If you were to strip the Koran of all the verses advocating hate you would be left with a book ‘the size of a Donald Duck comic’. An exaggeration but quite funny and the judges won’t want to punish Wilders for saying it.
They will forgive him for this as well: ‘Things have gone beyond the pale here but our solutions wouldn’t chase a mouse back into its cage’. Wilders has a knack of cushioning the impact of his blows by using comparisons and expressions that are slightly comical.
1950s
As Jan Kuitenbrouwer already pointed out in his book De woorden van Geert Wilders en hoe ze werken (Geert Wilders words and how they work), Wilders often reverts to the language of the fifties, the language that the young people of that era were used to hearing. This group has become the one that this cabinet, with Wilder’s help, is trying to protect.
Kuitenbrouwer noted such innocent 1950s favourites as ‘neither use not ornament’ or they should ‘hop it forthwith’ and ‘things have come to a pretty pass if..’ But the rest of Wilders’ words quoted in the summons aren’t very comical at all.
Threat
Wilders after all is maintaining that the Netherlands is under threat from Islam. Cosy 1950s expressions don’t quite convey the dangers facing the nation. In order to turn the PVV into the decisive political player it has become, bigger and angrier words were needed.

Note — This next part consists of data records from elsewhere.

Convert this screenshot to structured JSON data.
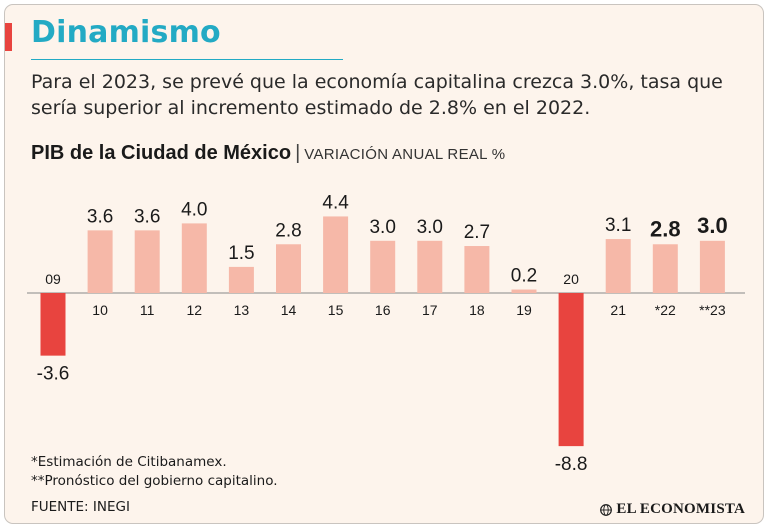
{
  "header": {
    "title": "Dinamismo",
    "subtitle": "Para el 2023, se prevé que la economía capitalina crezca 3.0%, tasa que sería superior al incremento estimado de 2.8% en el 2022."
  },
  "colors": {
    "accent_red": "#e8443f",
    "title_blue": "#23aac4",
    "bar_positive": "#f6b8a8",
    "bar_negative": "#e8443f"
  },
  "chart_data": {
    "type": "bar",
    "title": "PIB de la Ciudad de México",
    "unit": "VARIACIÓN ANUAL REAL %",
    "categories": [
      "09",
      "10",
      "11",
      "12",
      "13",
      "14",
      "15",
      "16",
      "17",
      "18",
      "19",
      "20",
      "21",
      "*22",
      "**23"
    ],
    "values": [
      -3.6,
      3.6,
      3.6,
      4.0,
      1.5,
      2.8,
      4.4,
      3.0,
      3.0,
      2.7,
      0.2,
      -8.8,
      3.1,
      2.8,
      3.0
    ],
    "value_labels": [
      "-3.6",
      "3.6",
      "3.6",
      "4.0",
      "1.5",
      "2.8",
      "4.4",
      "3.0",
      "3.0",
      "2.7",
      "0.2",
      "-8.8",
      "3.1",
      "2.8",
      "3.0"
    ],
    "highlighted": [
      "*22",
      "**23"
    ],
    "grid": false
  },
  "footnotes": {
    "note1": "*Estimación de Citibanamex.",
    "note2": "**Pronóstico del gobierno capitalino.",
    "source": "FUENTE: INEGI"
  },
  "brand": {
    "name": "EL ECONOMISTA",
    "logo_icon": "globe-icon"
  }
}
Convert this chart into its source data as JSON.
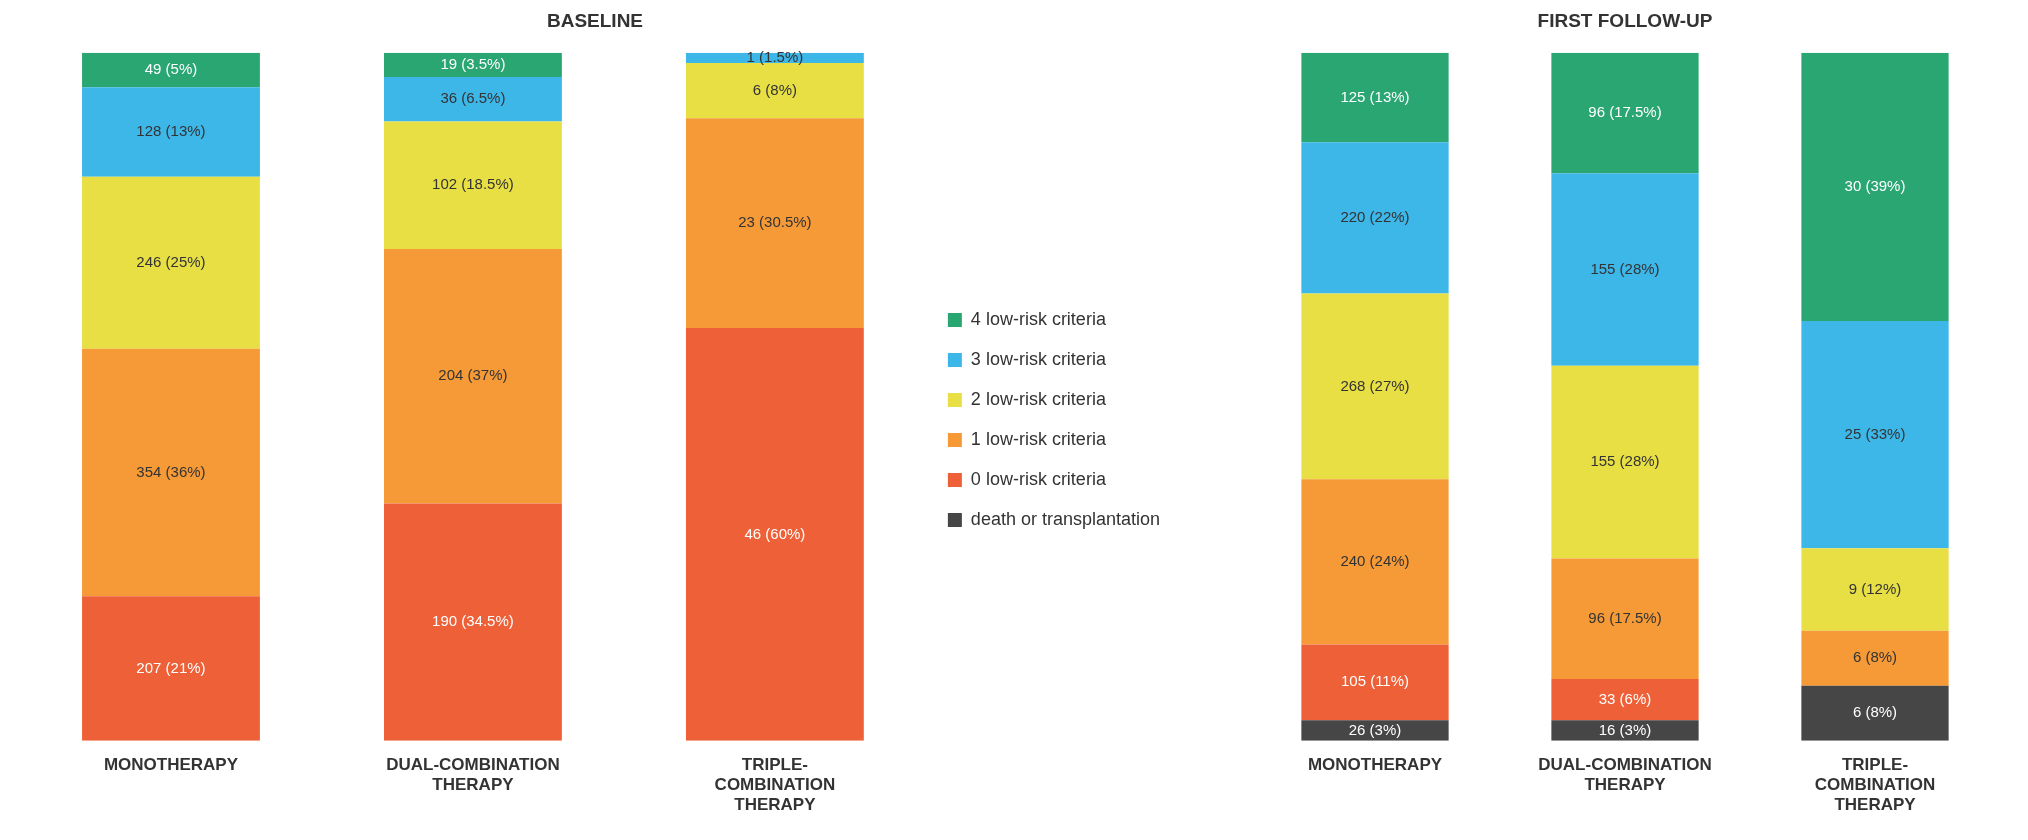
{
  "chart_data": [
    {
      "type": "bar",
      "title": "BASELINE",
      "stacked": true,
      "categories": [
        "MONOTHERAPY",
        "DUAL-COMBINATION THERAPY",
        "TRIPLE-COMBINATION THERAPY"
      ],
      "ylim": [
        0,
        100
      ],
      "tick_labels": "x",
      "grid": false,
      "legend": "right",
      "series": [
        {
          "name": "death or transplantation",
          "color": "#464646",
          "values": [
            null,
            null,
            null
          ],
          "value_labels": [
            null,
            null,
            null
          ]
        },
        {
          "name": "0 low-risk criteria",
          "color": "#ee6038",
          "values": [
            21,
            34.5,
            60
          ],
          "value_labels": [
            "207 (21%)",
            "190 (34.5%)",
            "46 (60%)"
          ]
        },
        {
          "name": "1 low-risk criteria",
          "color": "#f59a36",
          "values": [
            36,
            37,
            30.5
          ],
          "value_labels": [
            "354 (36%)",
            "204 (37%)",
            "23 (30.5%)"
          ]
        },
        {
          "name": "2 low-risk criteria",
          "color": "#e8df44",
          "values": [
            25,
            18.5,
            8
          ],
          "value_labels": [
            "246 (25%)",
            "102 (18.5%)",
            "6 (8%)"
          ]
        },
        {
          "name": "3 low-risk criteria",
          "color": "#3db6e8",
          "values": [
            13,
            6.5,
            1.5
          ],
          "value_labels": [
            "128 (13%)",
            "36 (6.5%)",
            "1 (1.5%)"
          ]
        },
        {
          "name": "4 low-risk criteria",
          "color": "#2aa673",
          "values": [
            5,
            3.5,
            null
          ],
          "value_labels": [
            "49 (5%)",
            "19 (3.5%)",
            null
          ]
        }
      ]
    },
    {
      "type": "bar",
      "title": "FIRST FOLLOW-UP",
      "stacked": true,
      "categories": [
        "MONOTHERAPY",
        "DUAL-COMBINATION THERAPY",
        "TRIPLE-COMBINATION THERAPY"
      ],
      "ylim": [
        0,
        100
      ],
      "tick_labels": "x",
      "grid": false,
      "legend": false,
      "series": [
        {
          "color": "#464646",
          "values": [
            3,
            3,
            8
          ],
          "value_labels": [
            "26 (3%)",
            "16 (3%)",
            "6 (8%)"
          ]
        },
        {
          "color": "#ee6038",
          "values": [
            11,
            6,
            null
          ],
          "value_labels": [
            "105 (11%)",
            "33 (6%)",
            null
          ]
        },
        {
          "color": "#f59a36",
          "values": [
            24,
            17.5,
            8
          ],
          "value_labels": [
            "240 (24%)",
            "96 (17.5%)",
            "6 (8%)"
          ]
        },
        {
          "color": "#e8df44",
          "values": [
            27,
            28,
            12
          ],
          "value_labels": [
            "268 (27%)",
            "155 (28%)",
            "9 (12%)"
          ]
        },
        {
          "color": "#3db6e8",
          "values": [
            22,
            28,
            33
          ],
          "value_labels": [
            "220 (22%)",
            "155 (28%)",
            "25 (33%)"
          ]
        },
        {
          "color": "#2aa673",
          "values": [
            13,
            17.5,
            39
          ],
          "value_labels": [
            "125 (13%)",
            "96 (17.5%)",
            "30 (39%)"
          ]
        }
      ]
    }
  ]
}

Geert decided to forget nuance and go for ‘there is no such thing as a moderate Islam’ and ‘A fascist Islam, the sick ideology of Allah and Mohammed, as written down in the Koran, the Mein Kampf of Islam’ and ‘Islam is a violent religion’.

Tsunami

The followers of Allah do not fare much better: ‘The increasing number of Muslims in every European country is alarming’ and ‘the tsunami of Islamisation.’
‘No more Muslims in the Netherlands, many Muslims should leave the country, denaturalise Islamic criminals.’ ‘I have had it with the adoration of Allah and Mohammed in this country, no more mosques.’
The court is going to have to decide whether Wilders’ words are admissible within his right to freedom of speech or whether he is trespassing on other basic rights, such as freedom of religion. Are some words and phrases incitements to hatred or discriminatory in themselves?
Is a politician allowed to say more or should he say less than the ordinary citizen?
Balance
The Christian Democrats don’t seem to have the answer and not all VVD politicians seem to feel that freedom of speech is the most important of basic rights. Now it’s up to an independent judge to strike a balance – a heavy responsibility.